Am Sonntag nahmen erneut Tausende an der wöchentlichen Demonstration in Minsk teil, die dieses Mal unter dem Motto »Marsch gegen den Faschismus« stand. Wieder ging die Polizei gewalttätig vor und nahm Hunderte Teilnehmer fest. Allwöchentlich stellen sich Menschen die Frage, ob sie es sich leisten können, wegen einer Demonstration fünf, zehn oder 15 Tage im Gefängnis zu verbringen. Manche mag diese Aussicht von der Teilnahme abhalten. Andere fühlen sich in ihrem Zusammenhalt gegen einen Machthaber, dem jedes Mittel recht scheint, nur bestärkt.
Derweil fielen die ersten Urteile in Prozessen, bei denen Polizeiangehörige als Opfer gelten. Zu drei Jahren Haft in einer Strafkolonie wegen Gewalt gegen einen Polizisten, dem tatsächlich kein Haar gekrümmt worden war, wurde ein Mann in Mogiljow verurteilt. In Bobrujsk sprach ein Gericht einen jungen Protestteilnehmer schuldig, einem Polizisten Pfefferspray in die Augen gesprüht zu haben. Dafür muss er zwei Jahre in Haft. In Baranowitschi lautet ein Urteil auf fünf Jahre Haft für eine geworfene Flasche mit Lösungsmittel, die ihr Ziel verfehlt hatte.

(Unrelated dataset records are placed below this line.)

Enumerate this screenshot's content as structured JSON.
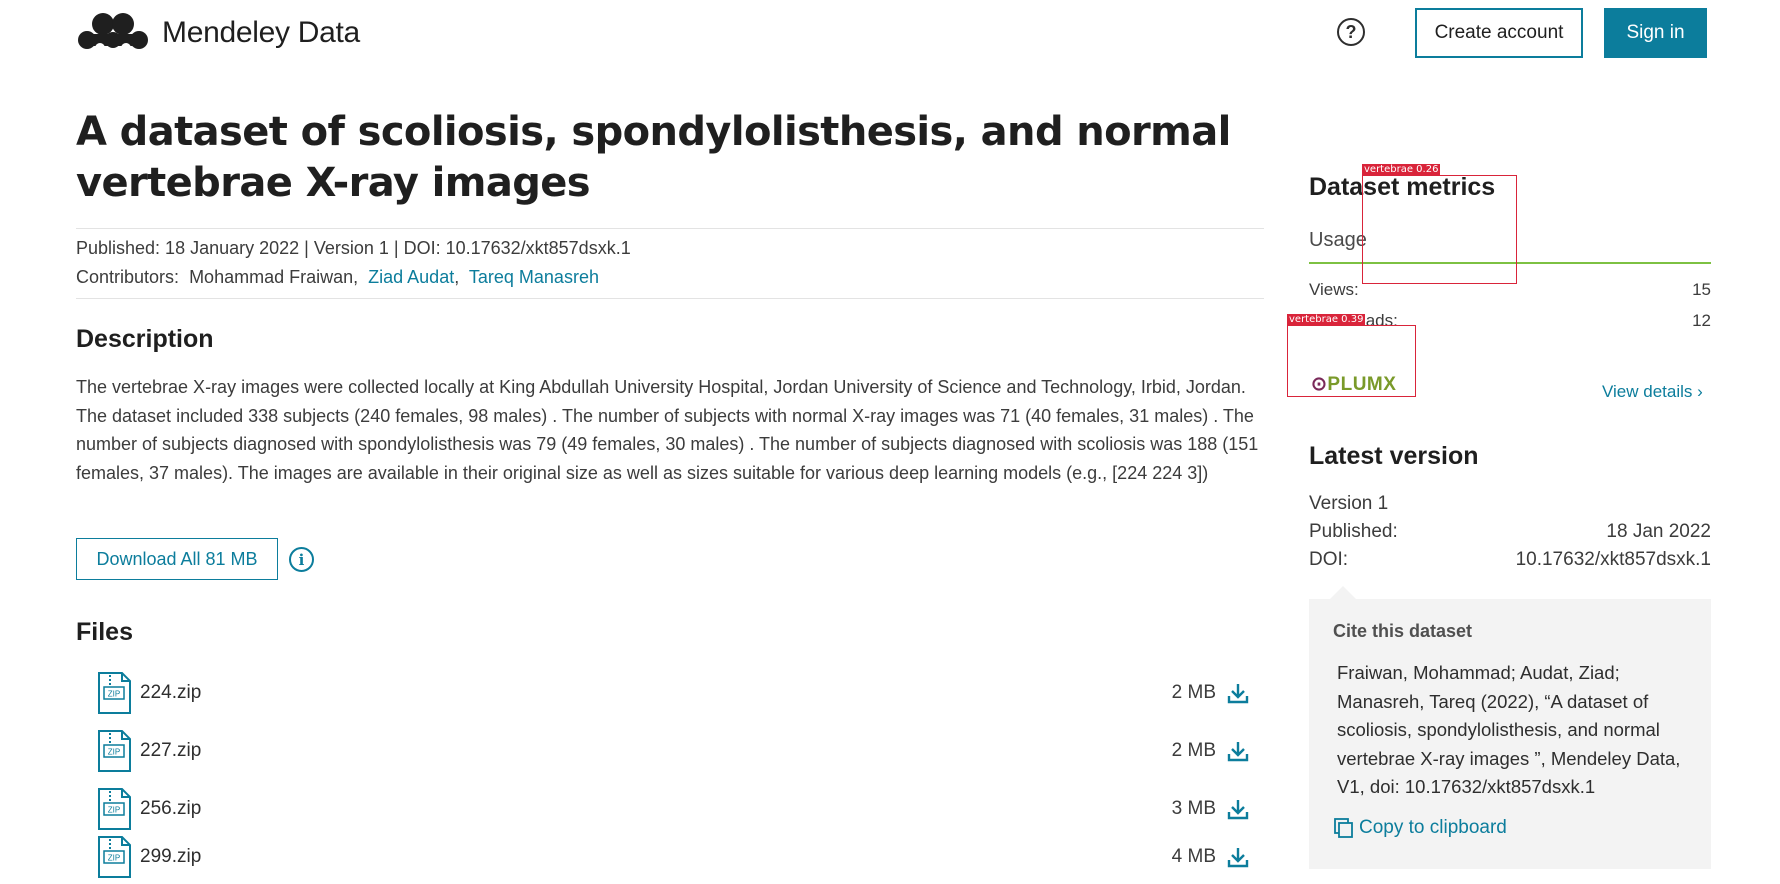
{
  "header": {
    "app_name": "Mendeley Data",
    "help_label": "?",
    "create_account": "Create account",
    "sign_in": "Sign in"
  },
  "dataset": {
    "title": "A dataset of scoliosis, spondylolisthesis, and normal vertebrae X-ray images",
    "published_line": "Published: 18 January 2022 | Version 1 | DOI: 10.17632/xkt857dsxk.1",
    "contributors_label": "Contributors:",
    "contributors": [
      "Mohammad Fraiwan",
      "Ziad Audat",
      "Tareq Manasreh"
    ]
  },
  "description": {
    "heading": "Description",
    "text": "The vertebrae X-ray images were collected locally at King Abdullah University Hospital, Jordan University of Science and Technology, Irbid, Jordan. The dataset included 338 subjects (240 females, 98 males) . The number of subjects with normal X-ray images was 71 (40 females, 31 males) . The number of subjects diagnosed with spondylolisthesis was 79 (49 females, 30 males) . The number of subjects diagnosed with scoliosis was 188 (151 females, 37 males). The images are available in their original size as well as sizes suitable for various deep learning models (e.g., [224 224 3])",
    "download_all": "Download All 81 MB",
    "info_icon": "i"
  },
  "files": {
    "heading": "Files",
    "icon_label": "ZIP",
    "items": [
      {
        "name": "224.zip",
        "size": "2 MB"
      },
      {
        "name": "227.zip",
        "size": "2 MB"
      },
      {
        "name": "256.zip",
        "size": "3 MB"
      },
      {
        "name": "299.zip",
        "size": "4 MB"
      }
    ]
  },
  "metrics": {
    "heading": "Dataset metrics",
    "usage": "Usage",
    "views_label": "Views:",
    "views_value": "15",
    "downloads_label": "Downloads:",
    "downloads_value": "12",
    "plumx_p": "",
    "plumx_text": "PLUMX",
    "view_details": "View details ›"
  },
  "latest_version": {
    "heading": "Latest version",
    "version": "Version 1",
    "published_label": "Published:",
    "published_value": "18 Jan 2022",
    "doi_label": "DOI:",
    "doi_value": "10.17632/xkt857dsxk.1"
  },
  "cite": {
    "title": "Cite this dataset",
    "text": "Fraiwan, Mohammad; Audat, Ziad; Manasreh, Tareq (2022), “A dataset of scoliosis, spondylolisthesis, and normal vertebrae X-ray images ”, Mendeley Data, V1, doi: 10.17632/xkt857dsxk.1",
    "copy_label": "Copy to clipboard"
  },
  "overlays": [
    {
      "label": "vertebrae 0.26"
    },
    {
      "label": "vertebrae 0.39"
    }
  ],
  "colors": {
    "accent": "#0c7d9c",
    "usage_line": "#7dc142",
    "overlay": "#d9243a"
  }
}
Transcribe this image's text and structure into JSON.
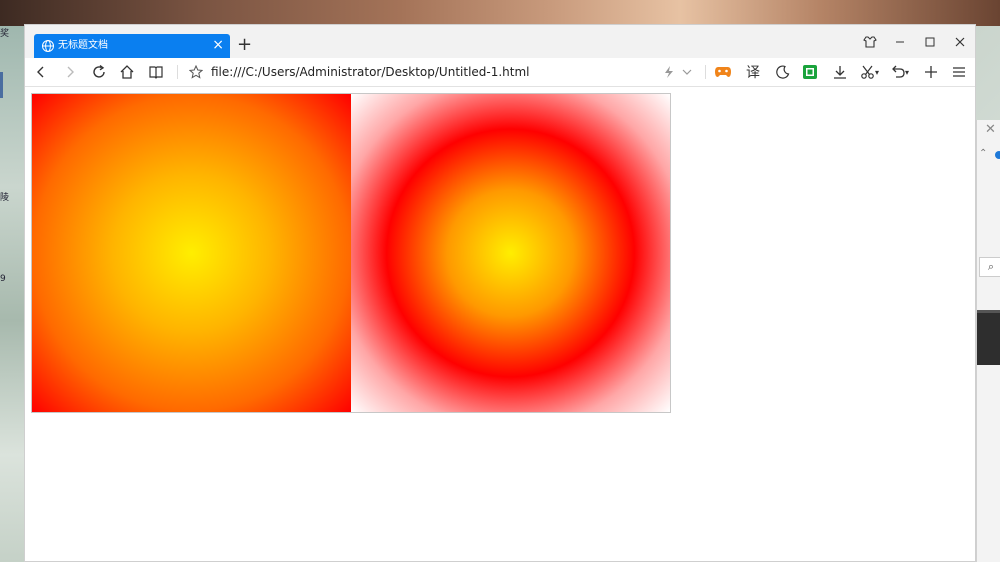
{
  "desktop": {
    "left_labels": [
      "奖",
      "陵",
      "9"
    ]
  },
  "browser": {
    "tab": {
      "title": "无标题文档"
    },
    "address": {
      "url": "file:///C:/Users/Administrator/Desktop/Untitled-1.html"
    },
    "toolbar": {
      "translate_label": "译"
    },
    "colors": {
      "tab_blue": "#0a7ff0",
      "gradient_center": "#ffee00",
      "gradient_edge": "#ff0000",
      "game_icon_orange": "#f0841a",
      "green_icon": "#1aa33c"
    }
  },
  "icons": [
    "globe-icon",
    "close-icon",
    "plus-icon",
    "shirt-icon",
    "minimize-icon",
    "maximize-icon",
    "back-icon",
    "forward-icon",
    "reload-icon",
    "home-icon",
    "reader-icon",
    "star-icon",
    "lightning-icon",
    "chevron-down-icon",
    "gamepad-icon",
    "moon-icon",
    "screenshot-icon",
    "download-icon",
    "scissors-icon",
    "undo-icon",
    "menu-icon"
  ]
}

Ein Strafprozess droht außerdem einem 20 Jahre alter Minsker, den die Staatsanwaltschaft als Administrator des Telegram-Kanals »Weißkittel« identifizierte, auf dem oppositionell eingestellte Beschäftigte des Gesundheitswesens kommunizieren. Neben vier Ende Oktober festgenommenen Anarchisten, gegen die ein Terrorismusverfahren läuft, wurde im November auch der Minsker Anarchist Mikola Dziadok in einer konspirativen Unterkunft aufgespürt; er wurde nach seiner Festnahme gefoltert. Seine Anwältin Natalja Mazkewitsch verglich die Misshandlung ihres Mandanten mit ihr aus der beruflichen Praxis vertrauten Fällen in Tschetschenien.